Furthermore, I’ve set up a bill of materials on Digikey for the design: https://www.digikey.com/short/z3w1wm. One assembly costs $8.22.

I have also specified appropriate components for the H-bridge circuits that will ultimately interface with the stepper motor coils:

The MOSFETs were selected to have an on-resistance that’s 20 times less than the stepper motor’s worst-case series resistance spec so that they wouldn’t overly impact the current drawn from the motor power supply by the stepper motor coil. Similarly, the flyback diodes were chosen to have an on-resistance that’s on the order of the stepper motor coil’s series resistance so that they could effectively dissipate voltage spikes from the coil’s inductance. Lastly, the gate driver ICs were chosen to be compatible with 3.3V logic, as the Raspberry Pi has 3.3V GPIO pins.
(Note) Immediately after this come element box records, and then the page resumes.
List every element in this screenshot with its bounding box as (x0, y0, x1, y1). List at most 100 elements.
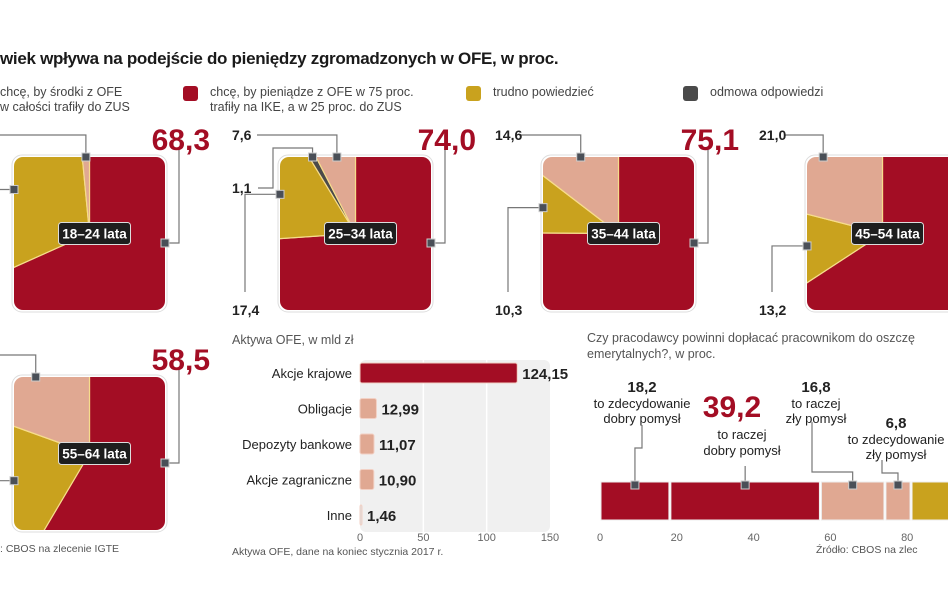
age-label: 35–44 lata (591, 227, 656, 242)
plot-panel (360, 360, 550, 532)
pie-slice (304, 157, 357, 234)
value-label-ike: 75,1 (681, 124, 739, 157)
leader-line (257, 134, 338, 157)
segment-desc: to raczej (791, 396, 840, 411)
legend-label: chcę, by pieniądze z OFE w 75 proc. (210, 85, 414, 99)
leader-line (0, 134, 87, 157)
x-tick-label: 40 (747, 532, 759, 544)
segment-value-label: 16,8 (801, 379, 830, 396)
leader-marker (538, 203, 548, 213)
segment-desc: to raczej (717, 427, 766, 442)
stacked-segment-4 (911, 481, 948, 521)
leader-marker (160, 238, 170, 248)
category-label: Depozyty bankowe (242, 437, 352, 452)
value-label-hard-to-say: 10,3 (495, 302, 522, 318)
leader-marker (689, 238, 699, 248)
segment-value-label: 39,2 (703, 391, 761, 424)
legend-swatch-dark (683, 86, 698, 101)
x-tick-label: 80 (901, 532, 913, 544)
leader-marker (802, 241, 812, 251)
segment-desc: to zdecydowanie (848, 432, 945, 447)
legend-swatch-yellow (466, 86, 481, 101)
bar-1 (359, 398, 377, 419)
leader-marker (426, 238, 436, 248)
pie-slice (543, 157, 620, 235)
segment-value-label: 18,2 (627, 379, 656, 396)
survey-chart-title-line2: emerytalnych?, w proc. (587, 347, 716, 361)
leader-marker (160, 458, 170, 468)
legend-label: w całości trafiły do ZUS (0, 100, 130, 114)
age-label: 25–34 lata (328, 227, 393, 242)
leader-line (784, 134, 824, 157)
pie-slice (807, 157, 884, 235)
stacked-segment-1 (670, 481, 820, 521)
pie-slice (543, 165, 621, 235)
age-label-bg (324, 222, 397, 245)
value-label-hard-to-say: 17,4 (232, 302, 259, 318)
x-tick-label: 0 (357, 532, 363, 544)
value-label-ike: 68,3 (152, 124, 210, 157)
leader-line (0, 480, 14, 482)
assets-chart-note: Aktywa OFE, dane na koniec stycznia 2017… (232, 546, 444, 558)
value-label-ike: 58,5 (152, 344, 210, 377)
legend-item-hard-to-say: trudno powiedzieć (466, 85, 594, 101)
bar-3 (359, 469, 375, 490)
bar-value-label: 11,07 (379, 437, 416, 454)
legend-label: trudno powiedzieć (493, 85, 594, 99)
survey-chart-title-line1: Czy pracodawcy powinni dopłacać pracowni… (587, 331, 915, 345)
leader-line (634, 425, 643, 482)
leader-marker (275, 189, 285, 199)
bar-value-label: 12,99 (381, 402, 419, 419)
age-label-bg (58, 442, 131, 465)
value-label-refused: 1,1 (232, 180, 252, 196)
value-label-zus: 21,0 (759, 127, 786, 143)
main-title: wiek wpływa na podejście do pieniędzy zg… (0, 49, 559, 68)
legend-label: chcę, by środki z OFE (0, 85, 123, 99)
bar-value-label: 1,46 (367, 508, 396, 525)
legend-item-ike: chcę, by pieniądze z OFE w 75 proc. traf… (183, 85, 414, 115)
x-tick-label: 50 (417, 532, 429, 544)
leader-line (244, 193, 280, 292)
source-left: : CBOS na zlecenie IGTE (0, 543, 120, 555)
value-label-zus: 14,6 (495, 127, 522, 143)
legend-label: odmowa odpowiedzi (710, 85, 824, 99)
leader-marker (740, 480, 750, 490)
leader-marker (81, 152, 91, 162)
leader-marker (818, 152, 828, 162)
category-label: Akcje krajowe (272, 366, 352, 381)
age-label-bg (587, 222, 660, 245)
leader-marker (9, 184, 19, 194)
leader-marker (9, 476, 19, 486)
leader-marker (848, 480, 858, 490)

To confirm my component selections, I ran LtSpice simulations to gauge the power dissipated by the flyback diodes if a single lo-side or hi-side MOSFET abruptly turned off (the worst case scenario in the context of kickback voltage transients). LtSpice simulation indicates that individual flyback diodes will dissipate a worst-case value of 754 uJ over 3.2 ms if a low side MOSFET suddenly fails open while passing current from the stepper motor coil. This corresponds to a power level of 0.24 W, which is about a third of the flyback diode’s maximum power dissipation. Therefore, the diodes that were selected will likely survive normal operation.

To facilitate my teammates’ work with the Raspberry Pi, I used LtSpice to characterize the propagation delay from the voltage at the hi-side input of one of the H-bridge’s gate driver ICs to the current passing through the stepper motor (modeled here as a series RL circuit). I found that the propagation delay for a falling edge at the hi-side input of a gate driver was roughly 1.08 ms, while the propagation delay for a rising edge at the hi-side gate driver input was 1.09 ms. This is very close to the theoretical propagation delay that can be calculated from the L/R ratio of the stepper motor coil (ln(2)*time constant), 1.2 ms. This means that the MOSFETs that I selected for the H-bridge will likely be effective at driving the equatorial mount’s stepper motors.

Unfortunately, I am behind schedule. To get back on track, I’ll need to find an appropriate gyroscope for the equatorial mount and design an interface circuit, and put the finishing touches on the stepper motor driver circuit. The former should be a fairly trivial task (most sensor datasheets will have a recommended circuit for facilitating the sensor’s interface), but the latter will consist of two significant tasks: designing an 8 V switched mode power supply for the H-bridge’s gate driver ICs and developing a chain of fast logic gates to convert the 4 H-bridge inputs into a pair of inputs (one enable input and one control input).

Next week, I intend to finish the stepper motor driver circuit. Given the time it took for me to simulate the fundamental H-bridge setup in LtSpice, I estimate that this will take at least half the week. Furthermore, since I’m scheduled to begin laying out the PCBs next week, I’ll aim to finish the layout for the 3V power supply that I designed this week for the motors.

The primary risk to this objective is the development of a logic chain for transforming the H-bridge inputs into a single control input for use with the Raspberry Pi that we plan to use for controlling the equatorial mount. Propagation delays for each of the 4 H-bridge inputs will need to be matched, which is a relatively difficult task to achieve. My contingency plan is to simply omit the logic chain altogether. This approach will use up more GPIO pins on the Pi, but is more likely to function.